We also trust the social pressure
O'Connor approximations can bring to bear. Slam an ethnic group, as you are free to do, and O'Connor will
show the irrelevance of your slam to the issue at hand. No gratuitous slaps among her kind, not
without bringing a blush. Her kind
attack a belief by demonstrating its consequences. Call that a slap and you'll blush from the opposite
direction.
Because we think we have enough of
O'Connor's kind out in the marketplace we let people there slap and slam as
they will. Satire is fine. (It's an Enlightened Western country's
substitute for violence.)
Incitement to ridicule is OK.
Insult is expected.
Developed populations can call undeveloped populations benighted and barbaric. Undeveloped populations can call
developed populations decadent and rapacious. All because such callers can be put in their place by better-educated
callers, who in Enlightened countries will, like Supreme Court Justices, carry
the greater weight. We in Enlightened
countries trust in our education system to supply that weight. When it does we don't need laws against
such speech.
For the weight-supplying
curriculum I am going to impose on every local school, I look first to what
produced Sandra Day O'Connor. And
I will present school governors with what I think will make their students most
like her. I can make a
pretty good guess about what was taught in her El Paso high school, classic
college-prep, and an even better guess about what was taught at Stanford, where
she got her B.A. in 1950 (my time in school): classic liberal arts. For the latter, in American colleges,
the key course was English Composition.
It was the course, then and now, that was counted on to introduce
newcomers to the academic way. "Address
the question, avoid prejudgments, cite evidence, anticipate objections, be
skeptical, suspect absolute generalizations" — those were the big imperatives
in nearly every composition handbook.
And I would require that they be
obeyed in English. Because that is
the language in which democratic debate goes on in America. It is the language of the marketplace
out of which votes come, determining elections. The marketplace. Where the need for the protection of
free speech arose in the minds of our founding fathers.

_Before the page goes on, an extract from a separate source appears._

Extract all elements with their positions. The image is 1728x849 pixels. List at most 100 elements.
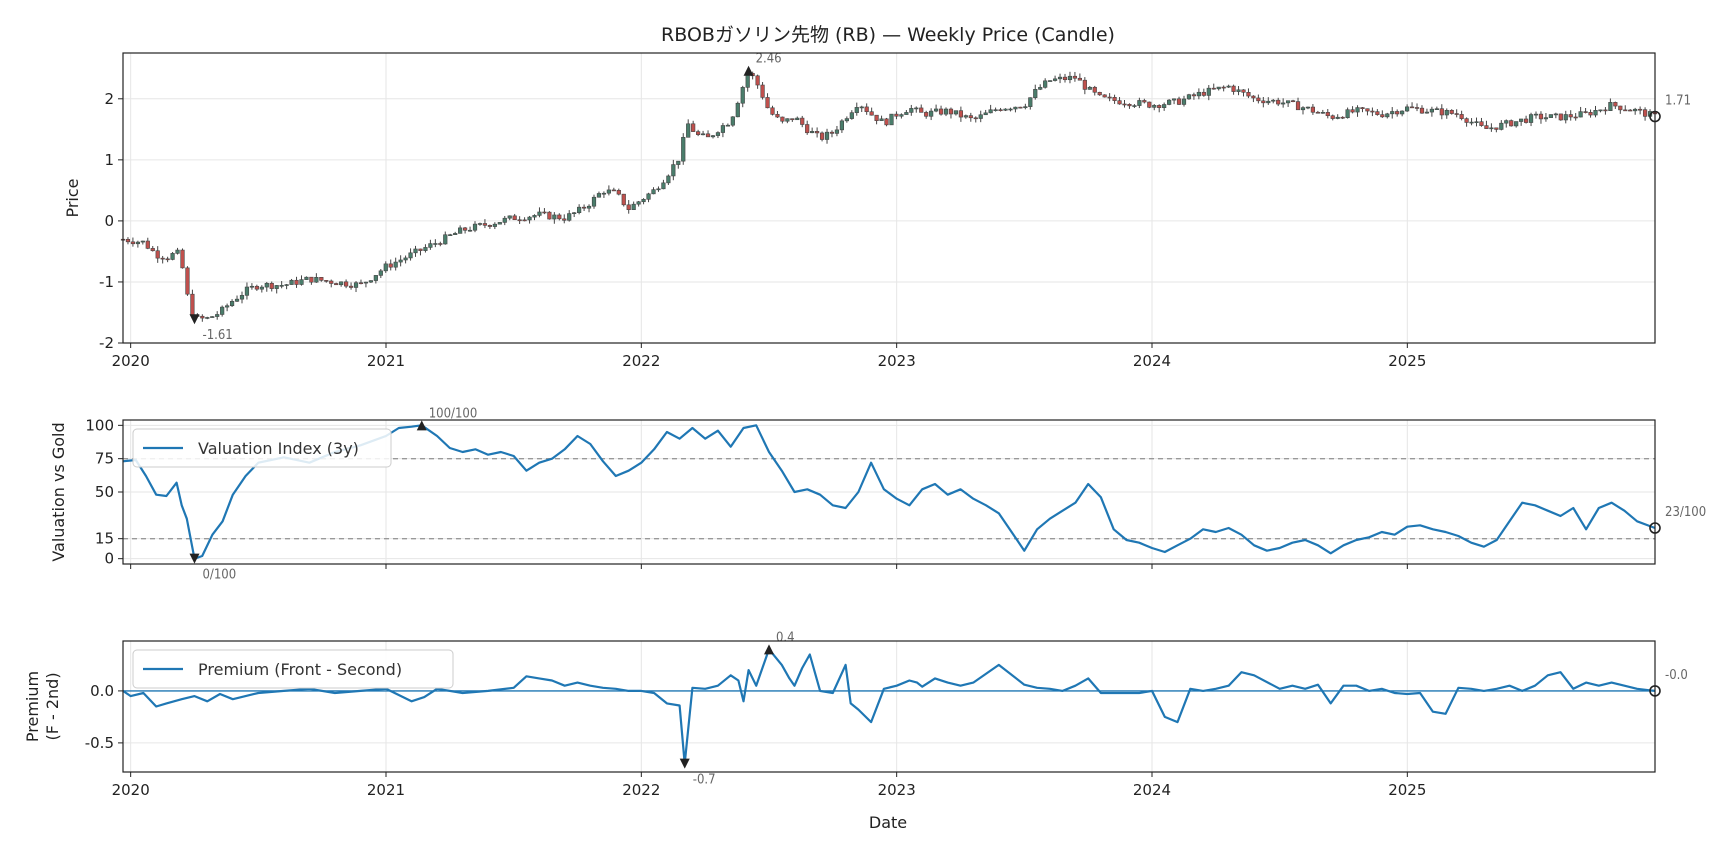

So our advice to Muslim leaders
is, "Get in on the marketplace scrimmage, friends. Mix it up. There are so many things you can attack: our drone strikes, our behavior at Abhu
Graib, our insensitive satires of the Prophet. Go beyond that immediate ugliness;
attack our materialism, our hypocrisy, our arrogance, our vulgar popular
culture, our all-consuming consumerism, our pornifaction of the inner life. If you go too far our Sandra O'Connors
will put you to shame. If you
incite to violence our police will put you in prison."